Pass a 1D grid to evaluate multiple candidates:

scores = model.train(
    stimulus=stimulus,
    response=response,
    fs=fs,
    tmin=0.0,
    tmax=0.120,
    regularization=np.logspace(-6, 0, 7),
    k=4,
    segment_duration=1.024,
    overlap=0.5,
)

In this mode:

  • one score is computed per candidate regularization value
  • the best candidate is chosen automatically
  • the final model is refit on all supplied trials using that best candidate
  • the candidate grid is stored in model.regularization_candidates

Internally, ffTRF builds the trial spectra once, then reuses them across folds and regularization candidates. During validation scoring it also caches predictor FFTs within each fold, so repeated candidate evaluation avoids rebuilding the same prediction-side transforms. This applies to both scalar ridge and banded regularization searches and does not change the selected solution or the returned scores.

The Meaning of average

The average argument controls how scores are reduced across outputs:

  • average=True: return one score per regularization candidate
  • average=False: keep one score per output
  • average=[...]: average only over the listed outputs

This matters when different output channels behave differently. For example, you might want to select regularization based only on a subset of channels.

The Meaning of k

  • k="loo" or k=-1: leave-one-out over trials
  • k=4, k=5, ...: split trials into that many folds

Use leave-one-out when trial count is small and you want maximal use of the data per fold. Use a smaller number of folds when trial count is large and runtime matters more.

Banded Regularization

If your predictor contains grouped features, provide bands so each group can receive its own ridge coefficient:

model.train(
    stimulus=stimulus,
    response=response,
    fs=fs,
    tmin=0.0,
    tmax=0.120,
    regularization=np.logspace(-5, 0, 5),
    bands=[1, 16],
    k=4,
)

Example interpretation of bands=[1, 16]:

  • first feature belongs to group 1
  • next 16 features belong to group 2

In banded mode, ffTRF expands the chosen coefficients into a per-feature penalty vector internally. Cross-validation still reuses the same cached fold spectra and validation predictor FFTs, so the banded search stays much cheaper than rebuilding the full prediction path from scratch for every candidate.

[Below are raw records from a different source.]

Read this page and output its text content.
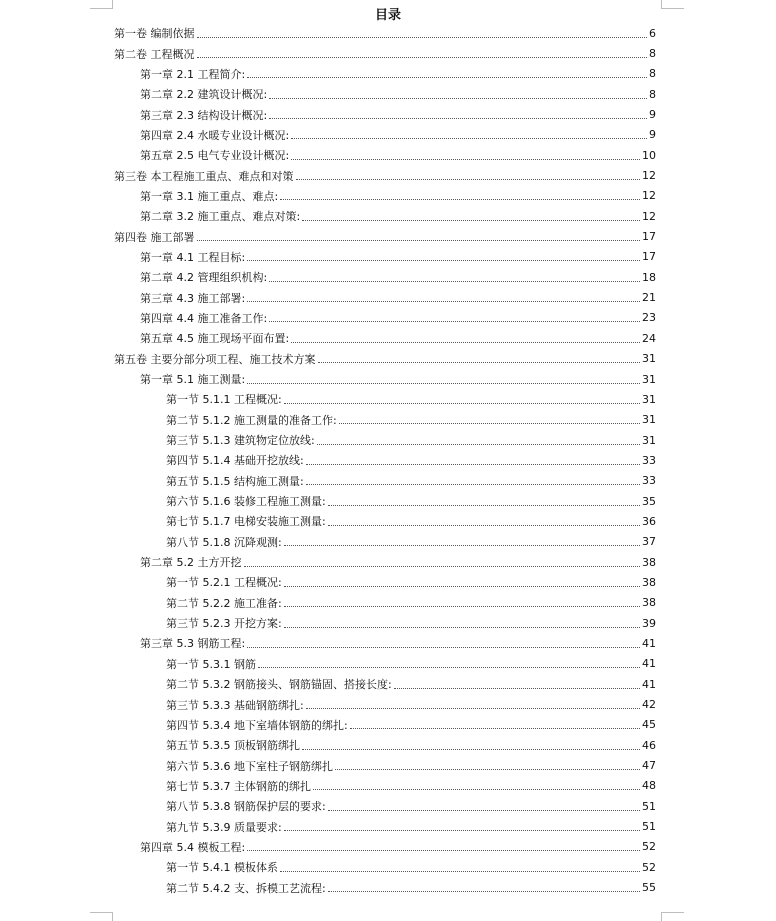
目录
第一卷 编制依据	6
第二卷 工程概况	8
第一章 2.1 工程简介:	8
第二章 2.2 建筑设计概况:	8
第三章 2.3 结构设计概况:	9
第四章 2.4 水暖专业设计概况:	9
第五章 2.5 电气专业设计概况:	10
第三卷 本工程施工重点、难点和对策	12
第一章 3.1 施工重点、难点:	12
第二章 3.2 施工重点、难点对策:	12
第四卷 施工部署	17
第一章 4.1 工程目标:	17
第二章 4.2 管理组织机构:	18
第三章 4.3 施工部署:	21
第四章 4.4 施工准备工作:	23
第五章 4.5 施工现场平面布置:	24
第五卷 主要分部分项工程、施工技术方案	31
第一章 5.1 施工测量:	31
第一节 5.1.1 工程概况:	31
第二节 5.1.2 施工测量的准备工作:	31
第三节 5.1.3 建筑物定位放线:	31
第四节 5.1.4 基础开挖放线:	33
第五节 5.1.5 结构施工测量:	33
第六节 5.1.6 装修工程施工测量:	35
第七节 5.1.7 电梯安装施工测量:	36
第八节 5.1.8 沉降观测:	37
第二章 5.2 土方开挖	38
第一节 5.2.1 工程概况:	38
第二节 5.2.2 施工准备:	38
第三节 5.2.3 开挖方案:	39
第三章 5.3 钢筋工程:	41
第一节 5.3.1 钢筋	41
第二节 5.3.2 钢筋接头、钢筋锚固、搭接长度:	41
第三节 5.3.3 基础钢筋绑扎:	42
第四节 5.3.4 地下室墙体钢筋的绑扎:	45
第五节 5.3.5 顶板钢筋绑扎	46
第六节 5.3.6 地下室柱子钢筋绑扎	47
第七节 5.3.7 主体钢筋的绑扎	48
第八节 5.3.8 钢筋保护层的要求:	51
第九节 5.3.9 质量要求:	51
第四章 5.4 模板工程:	52
第一节 5.4.1 模板体系	52
第二节 5.4.2 支、拆模工艺流程:	55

The example below shows how grouped predictors can produce visibly different kernel structure when each block receives its own regularization strength:

Banded regularization example

Segment Choices Matter Too

Regularization is not the only stability control. Segment settings matter as well:

  • longer segments improve frequency resolution
  • shorter segments can increase the number of independent observations
  • overlap can stabilize estimates when segments are short
  • windowing can reduce spectral leakage in the standard estimator

If a model feels unstable, consider segment settings alongside ridge values. The dedicated Choosing Segment Settings guide collects the practical rules of thumb in one place.

Practical Advice

  • Use direct fitting when you already know a sensible ridge value.
  • Use k="loo" when you have only a small number of trials.
  • Use k=4 or k=5 when trial count is larger and runtime matters more.
  • Use longer segments when you care about lag resolution and narrower spectral smoothing.
  • Start with a broad log-spaced grid, then narrow it once you know the useful range for your data.